Sprouts Farmers Market, Inc. is an American supermarket chain headquartered in Phoenix, Arizona, USA. The stores are full-service and emphasize organic foods including fresh produce, bulk foods, vitamins and supplements, packaged groceries, meat and seafood, deli, baked goods, dairy products, frozen foods, natural body care and household items. The chain was created to respond to consumers’ growing demand in health and wellness. Sprouts employs more than 24,000 individuals and operates more than 240 stores in 15 states from coast to coast, primarily in the southern tier of states. Sprouts is traded on the NASDAQ as SFM.

Sprouts Farmers Market aims to sell products that are minimally processed and free of hydrogenated fats as well as artificial flavors, colors, sweeteners, and preservatives. The company sells many USDA-certified organic foods and products that aim to be environmentally friendly and ecologically responsible.

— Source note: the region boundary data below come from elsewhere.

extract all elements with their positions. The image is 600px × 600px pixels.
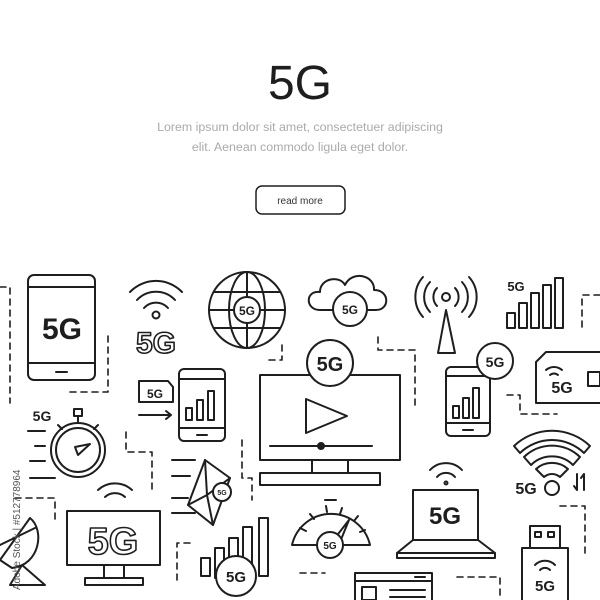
icon: signal bars with 5G circle	[201, 518, 268, 596]
icon: stopwatch: 5G	[33, 408, 51, 424]
icon: signal bars with 5G circle: 5G	[226, 569, 246, 586]
icon: SIM card right	[536, 352, 600, 403]
description text: elit. Aenean commodo ligula eget dolor.	[192, 140, 408, 154]
icon: monitor 5G: 5G	[88, 521, 138, 563]
icon: wifi with arrows: 5G	[515, 481, 537, 498]
icon: smartphone 5G: 5G	[42, 313, 82, 346]
icon: envelope 5G: 5G	[217, 490, 227, 497]
icon: phone with 5G badge: 5G	[486, 354, 504, 370]
description text: Lorem ipsum dolor sit amet, consectetuer adipiscing	[157, 120, 443, 134]
button: read more: read more	[277, 196, 323, 207]
icon: speedometer 5G	[292, 500, 370, 558]
icon: phone with bars	[179, 369, 225, 441]
icon: globe 5G	[209, 272, 285, 348]
icon: globe 5G: 5G	[239, 304, 255, 318]
icon: smartphone 5G	[28, 275, 95, 380]
description text	[157, 120, 443, 154]
icon: laptop 5G: 5G	[429, 503, 461, 530]
icon: cloud 5G	[309, 276, 386, 326]
icon: SIM card right: 5G	[551, 380, 573, 397]
watermark: stock id: Adobe Stock | #512778964	[12, 469, 23, 590]
dashed connectors	[0, 287, 600, 600]
icon: cloud 5G: 5G	[342, 303, 358, 317]
icon: wifi 5G	[130, 281, 182, 360]
icon: envelope 5G	[172, 460, 231, 525]
icon: USB modem	[522, 526, 568, 600]
icon: browser window	[355, 573, 432, 600]
icon: laptop 5G	[397, 463, 495, 558]
icon: video monitor 5G	[260, 340, 400, 485]
icon: SIM card 5G: 5G	[147, 387, 163, 401]
icon: antenna tower	[415, 277, 477, 353]
icon: monitor 5G	[67, 483, 160, 585]
icon: video monitor 5G: 5G	[317, 354, 343, 376]
icon: SIM card 5G	[139, 381, 173, 419]
icon: wifi with arrows	[514, 431, 590, 498]
icon: satellite dish	[0, 518, 45, 585]
icon: signal bars 5G	[507, 278, 563, 328]
icon: wifi 5G: 5G	[136, 327, 176, 360]
icon: stopwatch	[28, 408, 105, 478]
button: read more	[256, 186, 345, 214]
icon: phone with 5G badge	[446, 343, 513, 436]
title: 5G	[268, 57, 332, 110]
icon: speedometer 5G: 5G	[323, 541, 337, 552]
icon: signal bars 5G: 5G	[507, 279, 525, 294]
icon: USB modem: 5G	[535, 578, 555, 595]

In addition to organic beef products, Sprouts offers grass-fed beef products. Most grass-fed cattle are leaner than feedlot beef, lacking marbling, which lowers the fat content and caloric level of the meat. Meat from grass-fed cattle also has higher levels of conjugated linoleic acid (CLA) and the omega-3 fatty acids ALA, EPA, and DHA. Meat and dairy products from grass-fed animals can produce 300-500% more conjugated linoleic acid (CLA) than those of cattle fed the usual diet of 50% hay and silage, and 50% grain.

Also available, you can find fermented milk products, also known as cultured dairy foods, cultured dairy products, or cultured milk products, are dairy foods that have been fermented with lactic acid bacteria such as Lactobacillus, , and . Examples include cultured kefir, yogurt, buttermilk, sour cream, butter, cottage cheese, kumis, and villi. Cultured products contain high levels of probiotics. Probiotics are microorganisms that are believed to provide health benefits when consumed. The term probiotic is currently used to name ingested microorganisms associated with benefits for humans and animals. Probiotics are considered to be generally safe, but they may cause bacteria-host interactions and unwanted side effects in certain cases. The fermentation process increases the shelf-life of the product, while enhancing the taste and improving the digestibility of milk. There is evidence that fermented milk products have been produced since around 10,000 BC.